La nuit dernière, plusieurs villes des Hauts-de-Seine ont été le théâtre d’émeutes en dépit des règles de confinement édictées par le Gouvernement. Tout avait débuté à Villeneuve-la-Garenne, dans la nuit du 18 au 19 avril, quand un motard a été blessé à la jambe après avoir percuté la portière d’un véhicule banalisé de la Police. Cet accident avait donné lieu à des échauffourées entre forces de l’ordre et racailles.

Les incidents de Villeneuve-la-Garenne se sont propagés comme une traînée de poudre, la nuit dernière, dans d’autres villes du département. Les vidéos publiées sur les réseaux sociaux font état de nombreuses violences : tirs de mortiers, voitures et mobilier urbain incendiés.

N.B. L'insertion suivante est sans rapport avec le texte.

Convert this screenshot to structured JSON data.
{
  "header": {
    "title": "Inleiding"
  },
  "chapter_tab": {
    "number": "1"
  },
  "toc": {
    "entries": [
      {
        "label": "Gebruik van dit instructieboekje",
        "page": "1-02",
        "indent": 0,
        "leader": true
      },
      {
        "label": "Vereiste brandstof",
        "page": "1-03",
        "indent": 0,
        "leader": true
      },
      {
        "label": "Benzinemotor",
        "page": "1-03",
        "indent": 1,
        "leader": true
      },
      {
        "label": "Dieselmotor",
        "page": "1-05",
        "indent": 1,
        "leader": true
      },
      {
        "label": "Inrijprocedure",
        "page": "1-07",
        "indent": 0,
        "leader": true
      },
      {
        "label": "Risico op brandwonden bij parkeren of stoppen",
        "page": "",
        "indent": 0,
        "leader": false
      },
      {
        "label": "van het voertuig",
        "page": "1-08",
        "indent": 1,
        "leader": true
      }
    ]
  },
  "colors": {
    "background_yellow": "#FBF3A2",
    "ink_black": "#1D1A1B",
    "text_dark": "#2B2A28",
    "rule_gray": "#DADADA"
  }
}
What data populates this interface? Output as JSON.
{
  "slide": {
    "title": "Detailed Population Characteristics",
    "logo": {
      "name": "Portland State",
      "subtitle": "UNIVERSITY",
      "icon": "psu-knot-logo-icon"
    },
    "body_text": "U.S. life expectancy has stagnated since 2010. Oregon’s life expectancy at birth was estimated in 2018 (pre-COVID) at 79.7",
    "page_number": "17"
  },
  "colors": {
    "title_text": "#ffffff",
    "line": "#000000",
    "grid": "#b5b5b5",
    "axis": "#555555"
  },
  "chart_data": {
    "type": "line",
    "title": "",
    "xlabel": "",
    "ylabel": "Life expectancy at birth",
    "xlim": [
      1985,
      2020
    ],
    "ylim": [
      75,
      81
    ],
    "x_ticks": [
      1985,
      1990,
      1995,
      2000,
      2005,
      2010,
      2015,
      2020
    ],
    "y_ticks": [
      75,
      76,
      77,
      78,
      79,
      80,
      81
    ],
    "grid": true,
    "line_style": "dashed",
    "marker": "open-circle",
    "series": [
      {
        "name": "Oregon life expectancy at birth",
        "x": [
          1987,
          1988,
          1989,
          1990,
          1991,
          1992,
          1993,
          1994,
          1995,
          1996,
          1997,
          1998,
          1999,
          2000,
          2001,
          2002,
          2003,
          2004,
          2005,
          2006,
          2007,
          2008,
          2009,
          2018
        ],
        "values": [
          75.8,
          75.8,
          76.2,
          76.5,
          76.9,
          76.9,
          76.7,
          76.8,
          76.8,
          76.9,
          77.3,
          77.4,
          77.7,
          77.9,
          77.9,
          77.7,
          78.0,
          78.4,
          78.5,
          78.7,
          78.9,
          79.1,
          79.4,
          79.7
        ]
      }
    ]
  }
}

Après cette nouvelle nuit d’émeutes, les dégâts vont certainement se chiffrer à plusieurs centaines de milliers d’euros alors que chaque année des millions d’euros de subventions sont alloués dans le cadre de la politique de la ville pour « acheter » la « paix sociale » et pour construire des écoles, des bibliothèques, des zones franches, des zones de jeux, ainsi que des équipements sportifs ; pour finalement avoir toujours plus de violence et de zones dangereuses.

Tout ceci démontre une nouvelle fois que le problème dans les banlieues n’est ni social ni économique, mais bel et bien culturel, et que par conséquent, les milliards d’euros de subventions déversés dans le cadre de la politique de la ville depuis 40 ans ne servent à rien. Pire, ils partent en fumée.